Peter leaned forward, to press his face to the cool glass. . . and met no resistance at all. With a gut-clutching lurch, he pitched forward through the window, leaving it intact. The frost-sugared lawn hurtled solidly up at him, and he felt as if his entire being had compressed itself into the dry well of his throat. Bare yards from the ground, he pulled up his nose. . .

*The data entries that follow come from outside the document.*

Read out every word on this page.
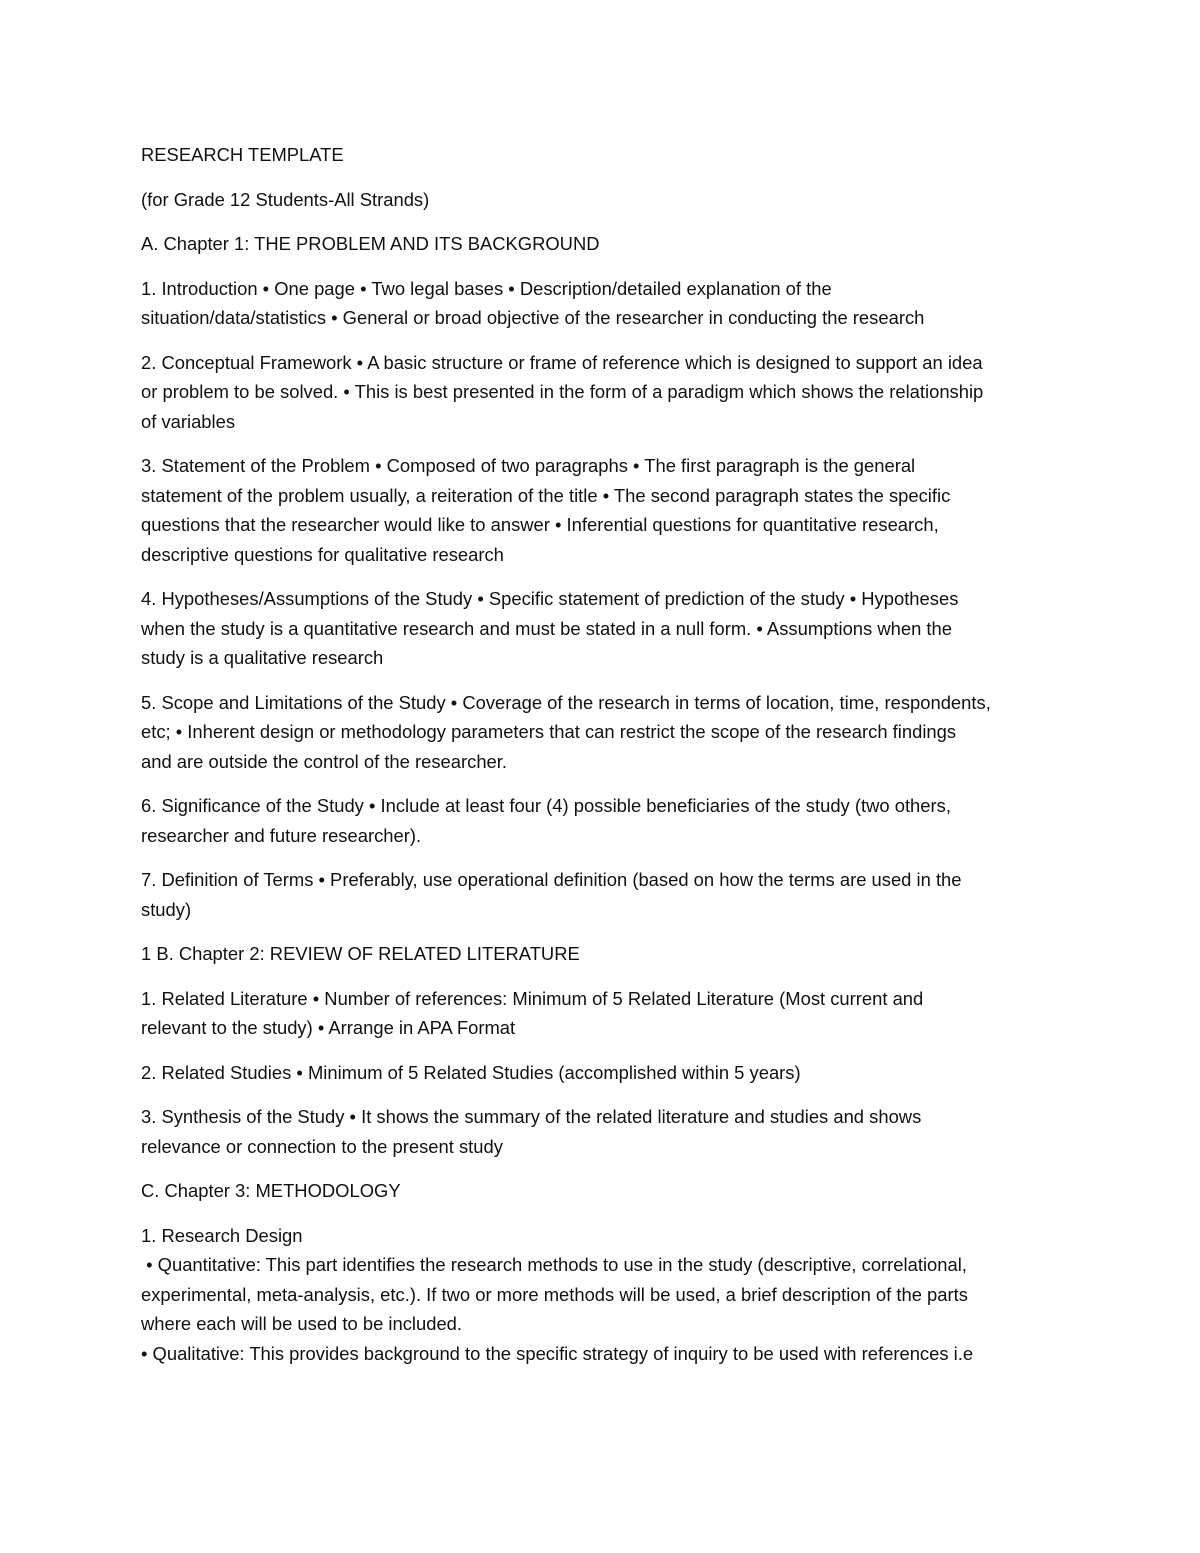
RESEARCH TEMPLATE

(for Grade 12 Students-All Strands)

A. Chapter 1: THE PROBLEM AND ITS BACKGROUND

1. Introduction • One page • Two legal bases • Description/detailed explanation of the

situation/data/statistics • General or broad objective of the researcher in conducting the research

2. Conceptual Framework • A basic structure or frame of reference which is designed to support an idea

or problem to be solved. • This is best presented in the form of a paradigm which shows the relationship

of variables

3. Statement of the Problem • Composed of two paragraphs • The first paragraph is the general

statement of the problem usually, a reiteration of the title • The second paragraph states the specific

questions that the researcher would like to answer • Inferential questions for quantitative research,

descriptive questions for qualitative research

4. Hypotheses/Assumptions of the Study • Specific statement of prediction of the study • Hypotheses

when the study is a quantitative research and must be stated in a null form. • Assumptions when the

study is a qualitative research

5. Scope and Limitations of the Study • Coverage of the research in terms of location, time, respondents,

etc; • Inherent design or methodology parameters that can restrict the scope of the research findings

and are outside the control of the researcher.

6. Significance of the Study • Include at least four (4) possible beneficiaries of the study (two others,

researcher and future researcher).

7. Definition of Terms • Preferably, use operational definition (based on how the terms are used in the

study)

1 B. Chapter 2: REVIEW OF RELATED LITERATURE

1. Related Literature • Number of references: Minimum of 5 Related Literature (Most current and

relevant to the study) • Arrange in APA Format

2. Related Studies • Minimum of 5 Related Studies (accomplished within 5 years)

3. Synthesis of the Study • It shows the summary of the related literature and studies and shows

relevance or connection to the present study

C. Chapter 3: METHODOLOGY

1. Research Design

• Quantitative: This part identifies the research methods to use in the study (descriptive, correlational,

experimental, meta-analysis, etc.). If two or more methods will be used, a brief description of the parts

where each will be used to be included.

• Qualitative: This provides background to the specific strategy of inquiry to be used with references i.e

And soared into the coming dawn.
He rose in a breathtaking vertical thrust, like a warhead, then angled east in a steady climb. Beneath him the twelve-story monolith of the hospital shrank into insignificance, then vanished in a purple haze. In seconds the entire sloping clockface of the city melted into that haze and he was high on the edge of dawn, the heavens above a cold, dark indigo, the horizon below a garish slash of orange. Higher he soared, and at the rim of the world the sun lifted its blazing head. Light the color of apricots speared out in great fan-shaped rays, blinding him. Thrumming with a crazy mix of wonder, exhilaration, and fear, he banked away from the furnace of the sun and sliced still higher through the air. When the globe beneath him revealed its curving hip, he paused, hung there at what felt like the outer margin of the atmosphere, and looked down.